1. Cell Biology Program and Howard Hughes Medical Institute, Memorial Sloan-Kettering Cancer Center, New York, NY 10021, USA

Correspondence to: Joan Massagué Correspondence and requests for materials should be addressed to J.M. (e-mail: Email: j-massague@ski.mskcc.org).

Abstract

Activation of the tumour suppressor p53 by DNA damage induces either cell cycle arrest or apoptotic cell death¹. The cytostatic effect of p53 is mediated by transcriptional activation of the cyclin-dependent kinase (CDK) inhibitor p21^Cip1, whereas the apoptotic effect is mediated by transcriptional activation of mediators including PUMA and PIG3 (ref. 2). What determines the choice between cytostasis and apoptosis is not clear³. Here we show that the transcription factor Myc is a principal determinant of this choice.

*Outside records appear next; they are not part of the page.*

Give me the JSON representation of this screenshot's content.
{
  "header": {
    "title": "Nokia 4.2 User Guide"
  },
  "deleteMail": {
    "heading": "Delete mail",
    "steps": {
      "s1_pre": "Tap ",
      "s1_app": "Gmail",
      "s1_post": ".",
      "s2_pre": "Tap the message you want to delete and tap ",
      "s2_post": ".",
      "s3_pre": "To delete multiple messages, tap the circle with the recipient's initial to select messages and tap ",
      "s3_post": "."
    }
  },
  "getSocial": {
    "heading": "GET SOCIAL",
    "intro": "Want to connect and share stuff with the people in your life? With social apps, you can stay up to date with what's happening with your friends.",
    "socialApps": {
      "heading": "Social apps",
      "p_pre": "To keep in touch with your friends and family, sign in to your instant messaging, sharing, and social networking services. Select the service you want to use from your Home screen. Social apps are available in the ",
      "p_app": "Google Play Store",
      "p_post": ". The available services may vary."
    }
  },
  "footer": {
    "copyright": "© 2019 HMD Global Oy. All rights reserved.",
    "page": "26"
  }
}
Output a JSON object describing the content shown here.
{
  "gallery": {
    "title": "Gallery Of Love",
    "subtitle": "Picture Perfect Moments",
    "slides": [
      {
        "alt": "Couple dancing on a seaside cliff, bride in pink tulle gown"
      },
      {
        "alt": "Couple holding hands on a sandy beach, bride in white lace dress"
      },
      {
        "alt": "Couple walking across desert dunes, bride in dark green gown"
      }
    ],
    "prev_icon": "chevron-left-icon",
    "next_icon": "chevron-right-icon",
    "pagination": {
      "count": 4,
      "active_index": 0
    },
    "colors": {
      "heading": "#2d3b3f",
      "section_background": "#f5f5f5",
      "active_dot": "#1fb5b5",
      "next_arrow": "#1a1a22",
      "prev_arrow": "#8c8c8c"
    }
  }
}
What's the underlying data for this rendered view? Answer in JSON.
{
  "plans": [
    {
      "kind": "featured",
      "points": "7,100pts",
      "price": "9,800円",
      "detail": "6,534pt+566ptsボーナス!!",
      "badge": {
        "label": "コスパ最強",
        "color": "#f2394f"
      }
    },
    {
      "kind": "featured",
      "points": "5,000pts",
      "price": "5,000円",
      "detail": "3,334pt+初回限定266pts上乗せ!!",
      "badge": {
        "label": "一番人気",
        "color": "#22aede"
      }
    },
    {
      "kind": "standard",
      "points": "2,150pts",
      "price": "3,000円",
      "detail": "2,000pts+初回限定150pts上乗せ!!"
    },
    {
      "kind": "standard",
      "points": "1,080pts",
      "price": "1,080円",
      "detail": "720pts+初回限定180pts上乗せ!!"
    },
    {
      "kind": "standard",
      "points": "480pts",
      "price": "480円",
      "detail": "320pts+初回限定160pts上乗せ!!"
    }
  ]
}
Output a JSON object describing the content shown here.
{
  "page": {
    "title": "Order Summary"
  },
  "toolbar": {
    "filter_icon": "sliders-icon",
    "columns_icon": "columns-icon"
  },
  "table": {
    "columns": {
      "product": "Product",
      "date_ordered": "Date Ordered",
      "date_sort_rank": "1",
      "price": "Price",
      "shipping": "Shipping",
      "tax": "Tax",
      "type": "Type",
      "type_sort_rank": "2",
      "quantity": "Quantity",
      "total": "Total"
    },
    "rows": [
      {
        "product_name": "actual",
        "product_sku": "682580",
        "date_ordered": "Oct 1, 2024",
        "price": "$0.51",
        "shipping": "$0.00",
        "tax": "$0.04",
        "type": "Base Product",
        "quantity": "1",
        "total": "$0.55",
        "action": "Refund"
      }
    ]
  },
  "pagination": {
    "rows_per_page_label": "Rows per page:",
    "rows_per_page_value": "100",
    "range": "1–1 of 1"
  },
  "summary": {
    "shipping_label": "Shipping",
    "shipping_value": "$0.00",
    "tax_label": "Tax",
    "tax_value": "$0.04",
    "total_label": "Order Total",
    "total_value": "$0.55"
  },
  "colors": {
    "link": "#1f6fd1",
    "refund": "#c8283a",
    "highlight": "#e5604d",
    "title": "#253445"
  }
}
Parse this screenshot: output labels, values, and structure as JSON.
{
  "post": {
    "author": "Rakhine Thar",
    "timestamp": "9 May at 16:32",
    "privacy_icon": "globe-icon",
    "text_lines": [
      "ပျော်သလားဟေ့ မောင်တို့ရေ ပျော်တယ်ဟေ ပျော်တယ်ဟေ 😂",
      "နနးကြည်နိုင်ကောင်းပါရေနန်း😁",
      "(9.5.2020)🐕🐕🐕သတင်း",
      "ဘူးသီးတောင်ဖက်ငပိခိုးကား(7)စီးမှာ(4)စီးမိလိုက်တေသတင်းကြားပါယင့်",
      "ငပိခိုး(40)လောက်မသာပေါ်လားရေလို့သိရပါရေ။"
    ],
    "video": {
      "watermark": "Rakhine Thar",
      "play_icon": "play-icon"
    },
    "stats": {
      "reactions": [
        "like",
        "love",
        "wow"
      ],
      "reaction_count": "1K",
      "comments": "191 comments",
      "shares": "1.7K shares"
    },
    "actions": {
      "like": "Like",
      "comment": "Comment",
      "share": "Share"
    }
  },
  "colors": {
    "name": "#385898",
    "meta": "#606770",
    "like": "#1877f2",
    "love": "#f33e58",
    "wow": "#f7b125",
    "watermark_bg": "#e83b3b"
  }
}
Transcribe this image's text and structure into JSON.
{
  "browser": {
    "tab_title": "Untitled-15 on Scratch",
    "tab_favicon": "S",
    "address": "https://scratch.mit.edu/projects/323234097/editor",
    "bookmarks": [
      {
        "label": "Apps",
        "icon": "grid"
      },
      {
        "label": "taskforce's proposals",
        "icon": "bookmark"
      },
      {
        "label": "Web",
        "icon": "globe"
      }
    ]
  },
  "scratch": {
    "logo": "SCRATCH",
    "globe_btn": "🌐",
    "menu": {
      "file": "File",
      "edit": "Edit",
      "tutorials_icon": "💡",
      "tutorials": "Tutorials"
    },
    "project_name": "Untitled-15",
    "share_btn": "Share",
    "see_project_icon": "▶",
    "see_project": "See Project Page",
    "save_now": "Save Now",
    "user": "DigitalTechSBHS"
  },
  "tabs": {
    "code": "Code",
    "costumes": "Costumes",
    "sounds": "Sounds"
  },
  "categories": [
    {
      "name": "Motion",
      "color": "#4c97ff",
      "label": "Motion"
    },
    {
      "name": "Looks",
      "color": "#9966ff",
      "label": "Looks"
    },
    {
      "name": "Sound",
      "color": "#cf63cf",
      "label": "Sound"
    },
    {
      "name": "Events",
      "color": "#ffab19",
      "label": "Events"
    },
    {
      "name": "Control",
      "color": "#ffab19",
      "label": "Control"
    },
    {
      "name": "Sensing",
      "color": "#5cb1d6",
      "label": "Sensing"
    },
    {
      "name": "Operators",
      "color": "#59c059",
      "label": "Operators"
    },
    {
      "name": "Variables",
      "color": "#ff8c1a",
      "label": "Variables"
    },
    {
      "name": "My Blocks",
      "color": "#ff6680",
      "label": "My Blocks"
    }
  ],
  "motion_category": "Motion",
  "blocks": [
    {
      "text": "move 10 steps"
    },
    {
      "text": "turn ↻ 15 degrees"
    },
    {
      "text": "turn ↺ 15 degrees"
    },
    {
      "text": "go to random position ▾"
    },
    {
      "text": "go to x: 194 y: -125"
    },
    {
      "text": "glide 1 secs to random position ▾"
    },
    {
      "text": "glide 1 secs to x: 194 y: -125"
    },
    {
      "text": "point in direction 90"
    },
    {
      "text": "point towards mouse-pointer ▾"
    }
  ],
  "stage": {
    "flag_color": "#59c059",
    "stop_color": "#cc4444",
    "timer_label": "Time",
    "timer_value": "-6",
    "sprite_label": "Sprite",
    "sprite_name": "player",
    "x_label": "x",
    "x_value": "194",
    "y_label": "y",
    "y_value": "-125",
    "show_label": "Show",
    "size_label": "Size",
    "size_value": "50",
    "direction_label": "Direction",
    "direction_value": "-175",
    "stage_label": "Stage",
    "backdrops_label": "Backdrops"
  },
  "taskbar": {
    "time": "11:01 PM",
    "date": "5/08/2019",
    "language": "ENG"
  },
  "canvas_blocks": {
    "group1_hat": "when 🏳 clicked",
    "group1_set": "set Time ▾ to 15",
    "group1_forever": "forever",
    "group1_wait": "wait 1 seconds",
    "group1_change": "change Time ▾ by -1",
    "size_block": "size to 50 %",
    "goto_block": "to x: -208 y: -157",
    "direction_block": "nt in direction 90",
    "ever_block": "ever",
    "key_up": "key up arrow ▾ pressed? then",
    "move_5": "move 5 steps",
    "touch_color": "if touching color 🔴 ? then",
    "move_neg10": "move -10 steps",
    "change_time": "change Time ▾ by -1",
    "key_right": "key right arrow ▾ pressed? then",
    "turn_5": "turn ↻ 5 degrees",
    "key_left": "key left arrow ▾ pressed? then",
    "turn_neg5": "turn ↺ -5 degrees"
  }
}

Myc is directly recruited to the p21^Cip1 promoter by the DNA-binding protein Miz-1. This interaction blocks p21^Cip1 induction by p53 and other activators. As a result Myc switches, from cytostatic to apoptotic, the p53-dependent response of colon cancer cells to DNA damage. Myc does not modify the ability of p53 to bind to the p21^Cip1 or PUMA promoters, but selectively inhibits bound p53 from activating p21^Cip1 transcription. By inhibiting p21^Cip1 expression Myc favours the initiation of apoptosis, thereby influencing the outcome of a p53 response in favour of cell death.